Living on a tight budget, means changing ways to approach different times of the year.
A little planning goes a long way.

One such planning, is around Christmas.

You know the score, it's all around you, friends, advertisements, etc.
Christmas, Christmas, Christmas!

The Christmas cupboard in our gaff, is one of many ways to alleviate the costs of a wonderful, but expensive, time of year.
Two weeks ago, it started with the sale price of a tub of roses.
Last week it was two bottles of branded lemonade, which is always in short supply during the festive period.

The rules are simple.
Is it a "sale" price?
Will it still be in date during the Christmas holidays?

You'd be surprised how it mounts up, not only helping the savings, but the heavy lifting and madness of the festive period.

UPDATE: 
Week 3: Chocolate coins for the tree, Matchmakers (discounted and in date), good old after eights (reduced), tonic, ginger ale and soda water (bottle of each)

Covid lockdown support for local business

When lockdown struck, food was scarce.
Faced with ridiculous queues at supermarkets, or starving.
Step forward local butchers and fruit & veg wholesalers.

A ready supply of eggs, fruit, veg, milk, meat and the like, without hiking up their prices to exploit a need in their customer base.

They really kept us going.
But it wasn't unusual, it was business as usual for them and us.

Using local business for as much as possible, just kept on going.

Real heroes in our house, huge thanks to them.

Dyson ball animal 2 (upright)

* Unsponsored product review

After battling with the Shark NV681UKT Powered Lift-Away True Pet Vacuum Cleaner, for almost 2 months, their tech help people decided we had, "the wrong type of carpet" and issued a code for me to return it to Argos and exchange it for another model.
The good people at Argos (tip of the hat for great customer service @ArgosHelpers) made the whole process very easy.
A quick ring to check the code out, at the store and we were good to go, to choose another vacuum.

We opted to pay our last remaining £100 (emergency budget) on the Dyson ball animal 2 vacuum.

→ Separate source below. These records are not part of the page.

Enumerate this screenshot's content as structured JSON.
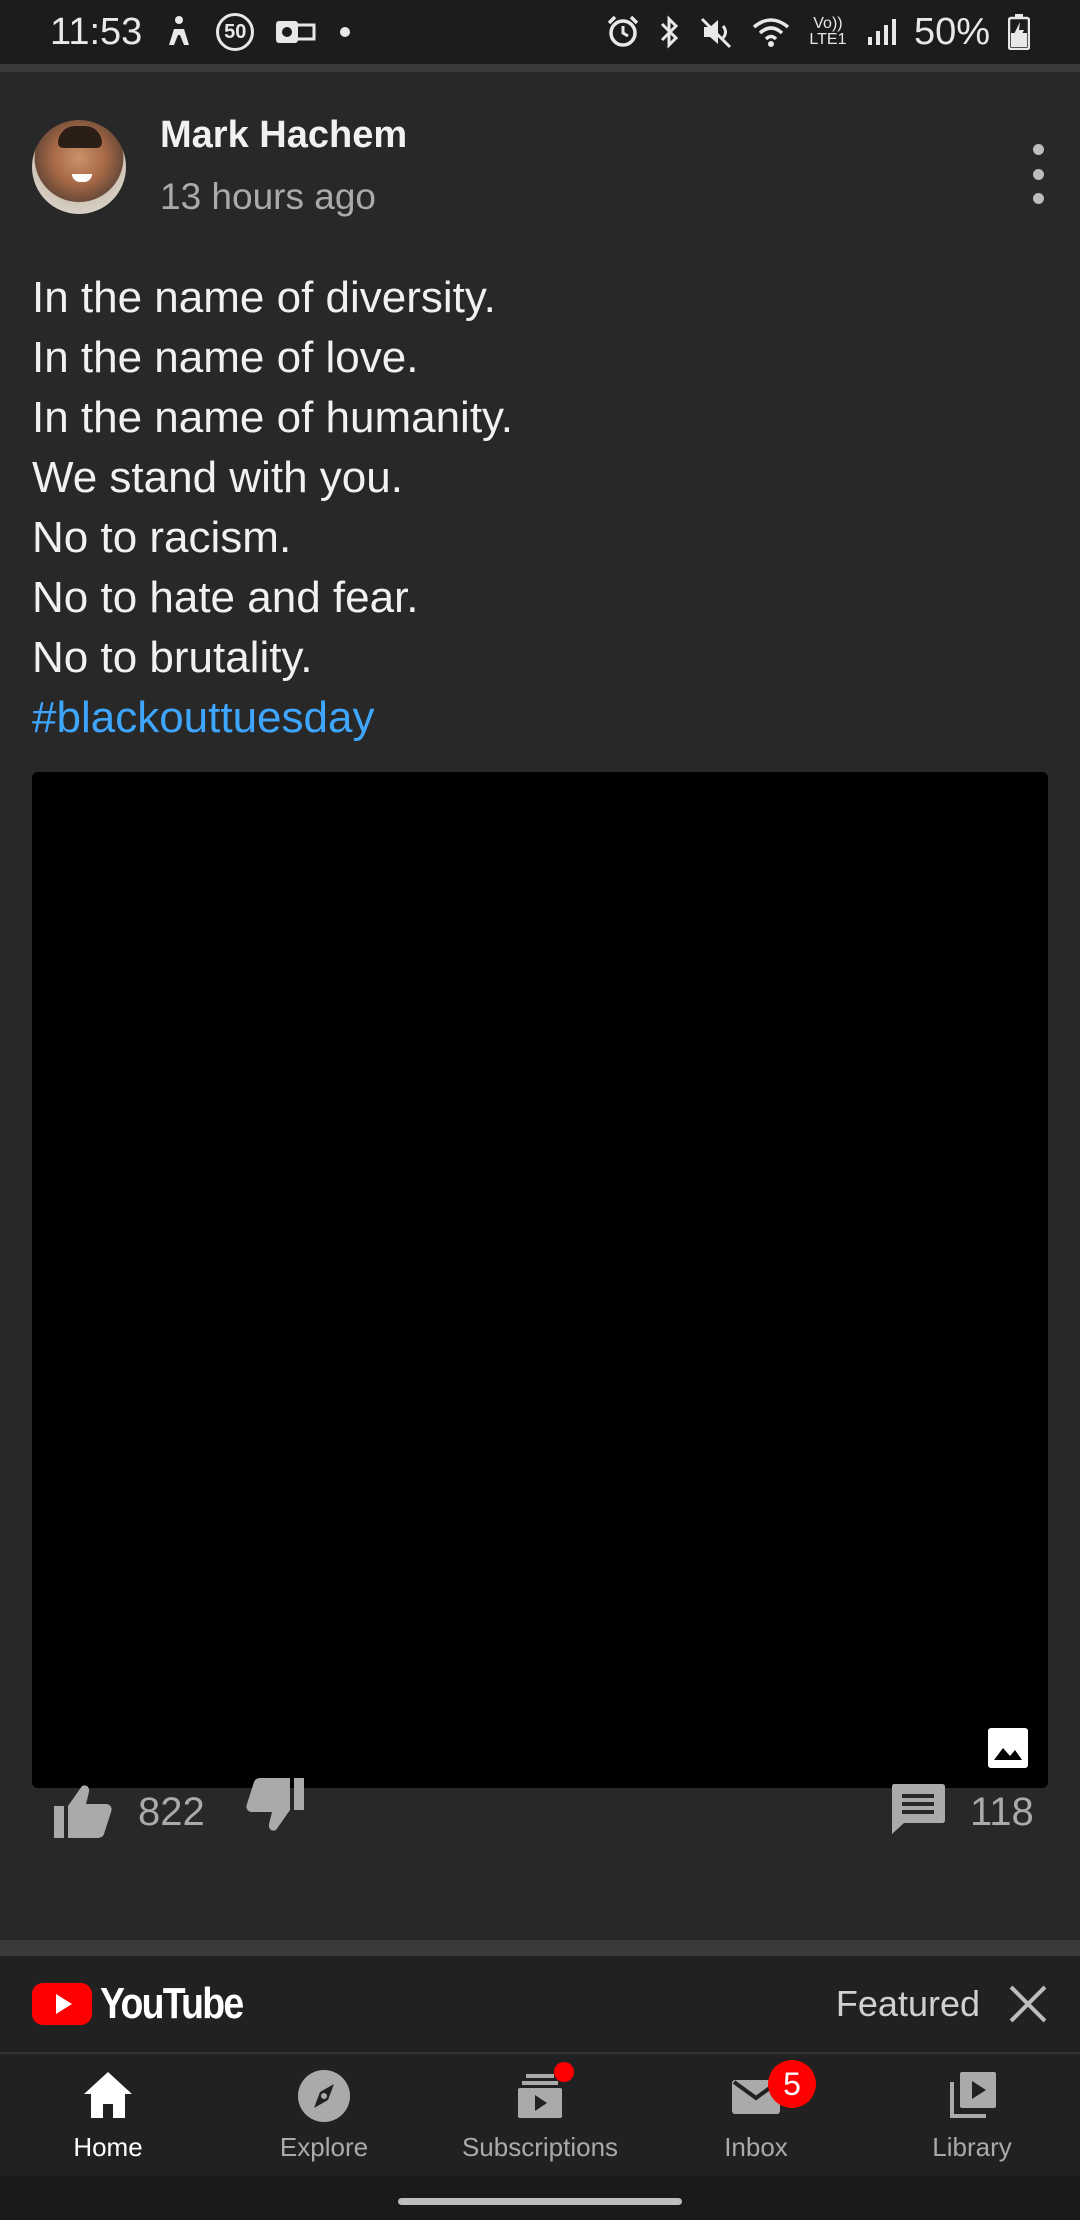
{
  "status_bar": {
    "time": "11:53",
    "speed_badge": "50",
    "lte_label": "Vo)) LTE1",
    "battery": "50%"
  },
  "post": {
    "author": "Mark Hachem",
    "time": "13 hours ago",
    "lines": [
      "In the name of diversity.",
      "In the name of love.",
      "In the name of humanity.",
      "We stand with you.",
      "No to racism.",
      "No to hate and fear.",
      "No to brutality."
    ],
    "hashtag": "#blackouttuesday",
    "likes": "822",
    "comments": "118"
  },
  "yt_bar": {
    "logo_text": "YouTube",
    "featured_label": "Featured"
  },
  "nav": {
    "home": "Home",
    "explore": "Explore",
    "subscriptions": "Subscriptions",
    "inbox": "Inbox",
    "inbox_badge": "5",
    "library": "Library"
  },
  "colors": {
    "background": "#282828",
    "hashtag": "#3ea6ff",
    "youtube_red": "#ff0000"
  }
}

So for your perusal, here's our review of it.

Positives:
Outstanding cleaning!
Picks up animal hair with ease (on medium power), leaves no lines where it's dragged back, the suction is A1, the best we have had for a vacuum. One to two passes over the hair and it was gone.
Some behind the radiator dust I brushed out over a week ago, right up against the skirting board, was gone in seconds (the shark machine couldn't get near it). At last, a true "pet" vacuum cleaner.
Very quiet, remarkably so, one of the quietest machines we've ever had.
Very long cable - ideal for an open plan house layout.
Usual selection of attachments, including a sideways roller adaption for the furniture and an extension head for getting under stuff with a suction powered attachment.
Cleaning our front room carpet, the shark took around 1 hour 10 minutes (still leaving bits that had to be scraped up with a rubber soled foot) - the Dyson ball animal 2 took around 8 minutes, without any bits left on the carpet!

Negatives:
The price.
We paid £299 in total, but considering all the messing about with our previous shark and it's performance, it still represents good value.

Overall:
Pet cleaning - outstanding!
Does exactly what it claims to do. 10/10
Suction - superb, even on the medium setting.
Suction remains strong on uneven surfaces 10/10
Gadgets - all the usual plus a pet hair settee adaption and an adapter to reach under furniture (suction powered) 10/10
Cord - almost 11 metres, very good for our open plan house. 10/10
Edge suction - very good, especially when head on. 10/10
Price - the only thing that lets it down a bit, but it is a new machine and one of the top of the range. 8/10

It's fair to say we are very pleased with the dyson, so much so, the better half and I have been hoovering up twice a day. This, in our house, is very rare!